The Butcher
“Our varieties of sausages and salumi feature prominent notes of local muscadine wine, sorghum and spice berries — just to name a few.”
Much of the meat served in our restaurants is sourced from local farmers from whom we buy whole animals. What is not used as a featured fresh cut is then transformed by our butcher into a cured, dried or otherwise preserved meat product such as bacon, salami or country ham. For our guests the goal is education, and we want to encourage people to learn more about the source of their meat.
Michael Sullivan
Butcher
Michael Sullivan is the Charcutier (or Butcher) at Blackberry Farm. He creates sausages from foothills ingredients, while his salami deploys local muscadine wine, sorghum and spice berries. Michael learned about the importance of passion from his father, a baker who was overjoyed to wake before dawn and never lost his excitement for how each day’s yeast was different from the previous day’s. Sullivan assumed that the joy he took
in preaching and caretaking meant that he was born to minister.
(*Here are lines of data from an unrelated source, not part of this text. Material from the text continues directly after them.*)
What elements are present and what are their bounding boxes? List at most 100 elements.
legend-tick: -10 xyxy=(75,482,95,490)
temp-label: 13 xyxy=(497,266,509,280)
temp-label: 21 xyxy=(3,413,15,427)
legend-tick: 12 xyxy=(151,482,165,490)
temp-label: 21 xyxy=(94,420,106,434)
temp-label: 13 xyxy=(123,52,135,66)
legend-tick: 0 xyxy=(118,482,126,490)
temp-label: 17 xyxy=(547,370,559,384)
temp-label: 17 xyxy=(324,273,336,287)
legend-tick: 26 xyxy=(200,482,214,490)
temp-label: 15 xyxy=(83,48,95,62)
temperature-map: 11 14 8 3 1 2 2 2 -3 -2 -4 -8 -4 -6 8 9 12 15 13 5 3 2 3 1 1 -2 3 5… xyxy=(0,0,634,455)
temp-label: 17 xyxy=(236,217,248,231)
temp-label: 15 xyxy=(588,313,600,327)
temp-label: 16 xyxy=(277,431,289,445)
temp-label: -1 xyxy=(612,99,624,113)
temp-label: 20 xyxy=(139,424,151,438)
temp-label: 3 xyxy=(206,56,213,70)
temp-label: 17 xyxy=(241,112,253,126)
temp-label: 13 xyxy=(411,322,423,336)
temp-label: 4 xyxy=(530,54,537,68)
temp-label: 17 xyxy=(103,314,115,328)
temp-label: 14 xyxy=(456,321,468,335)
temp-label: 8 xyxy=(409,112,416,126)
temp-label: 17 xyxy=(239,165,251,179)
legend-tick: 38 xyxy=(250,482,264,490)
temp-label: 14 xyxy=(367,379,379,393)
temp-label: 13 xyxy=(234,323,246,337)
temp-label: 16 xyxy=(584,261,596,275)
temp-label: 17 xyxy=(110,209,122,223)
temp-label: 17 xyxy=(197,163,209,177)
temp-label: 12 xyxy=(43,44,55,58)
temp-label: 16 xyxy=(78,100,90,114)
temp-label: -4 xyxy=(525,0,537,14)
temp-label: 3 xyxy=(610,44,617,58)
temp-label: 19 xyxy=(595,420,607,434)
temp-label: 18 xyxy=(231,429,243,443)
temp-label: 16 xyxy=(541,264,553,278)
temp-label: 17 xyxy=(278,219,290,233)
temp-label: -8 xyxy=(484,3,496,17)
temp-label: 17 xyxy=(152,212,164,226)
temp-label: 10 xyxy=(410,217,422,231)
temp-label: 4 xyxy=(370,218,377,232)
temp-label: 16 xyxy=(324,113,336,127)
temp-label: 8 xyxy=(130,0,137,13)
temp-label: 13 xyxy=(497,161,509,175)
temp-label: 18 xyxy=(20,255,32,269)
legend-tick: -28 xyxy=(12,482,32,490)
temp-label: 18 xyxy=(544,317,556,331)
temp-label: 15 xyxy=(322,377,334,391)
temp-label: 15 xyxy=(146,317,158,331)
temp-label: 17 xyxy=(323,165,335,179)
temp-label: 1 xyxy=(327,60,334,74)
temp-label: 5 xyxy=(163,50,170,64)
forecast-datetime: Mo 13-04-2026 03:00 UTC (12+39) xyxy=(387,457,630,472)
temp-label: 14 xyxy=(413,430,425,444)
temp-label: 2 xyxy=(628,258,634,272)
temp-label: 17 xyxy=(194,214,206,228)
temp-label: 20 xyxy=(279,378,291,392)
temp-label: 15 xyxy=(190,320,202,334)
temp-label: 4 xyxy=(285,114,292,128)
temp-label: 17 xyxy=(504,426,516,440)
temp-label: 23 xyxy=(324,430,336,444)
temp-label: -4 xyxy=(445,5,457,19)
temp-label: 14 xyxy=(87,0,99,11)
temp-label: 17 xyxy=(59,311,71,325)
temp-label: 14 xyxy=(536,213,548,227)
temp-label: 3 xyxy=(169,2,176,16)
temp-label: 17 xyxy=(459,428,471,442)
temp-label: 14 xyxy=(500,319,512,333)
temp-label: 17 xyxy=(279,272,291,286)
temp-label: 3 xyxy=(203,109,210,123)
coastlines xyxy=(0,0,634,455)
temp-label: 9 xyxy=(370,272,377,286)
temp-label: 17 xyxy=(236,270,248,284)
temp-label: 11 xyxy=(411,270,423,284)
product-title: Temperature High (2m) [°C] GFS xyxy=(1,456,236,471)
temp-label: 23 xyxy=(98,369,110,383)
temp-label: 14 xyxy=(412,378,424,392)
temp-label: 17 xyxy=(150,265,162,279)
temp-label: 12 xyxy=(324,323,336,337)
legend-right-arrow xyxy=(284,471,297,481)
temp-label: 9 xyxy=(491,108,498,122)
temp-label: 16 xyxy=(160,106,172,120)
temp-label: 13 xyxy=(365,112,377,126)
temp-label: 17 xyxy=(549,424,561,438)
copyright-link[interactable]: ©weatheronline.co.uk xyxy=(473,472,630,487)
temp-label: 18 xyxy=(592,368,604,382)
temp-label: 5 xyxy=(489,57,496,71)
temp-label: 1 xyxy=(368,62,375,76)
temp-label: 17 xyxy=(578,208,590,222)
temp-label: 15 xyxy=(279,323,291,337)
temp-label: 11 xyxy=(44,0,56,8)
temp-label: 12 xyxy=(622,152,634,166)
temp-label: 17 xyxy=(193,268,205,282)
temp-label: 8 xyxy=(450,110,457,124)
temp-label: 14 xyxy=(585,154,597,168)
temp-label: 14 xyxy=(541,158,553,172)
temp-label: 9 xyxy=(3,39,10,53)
By his early thirties, he left the church, moved his family to upstate New York and attended the Culinary Institute of America while continuing to work full-time at restaurants, then apprenticed himself to sausage makers who, like he, experienced their work as pork art and a form of living history. “I am all about heritage, tradition; I go back into time rather than forward to learn,” he says. “I butcher every ounce that I use. It is my responsibility. I hand tie my sausages with hemp in the old Italian way; it grips the casing better. I mix my meats with my hands in order to put a little touch of myself with it, so that people taste the human touch, not some cold, stainless steel machine.” Michael has worked in the kitchens at Blackberry Farm since 2004, and specifically with our meat curing program since 2007.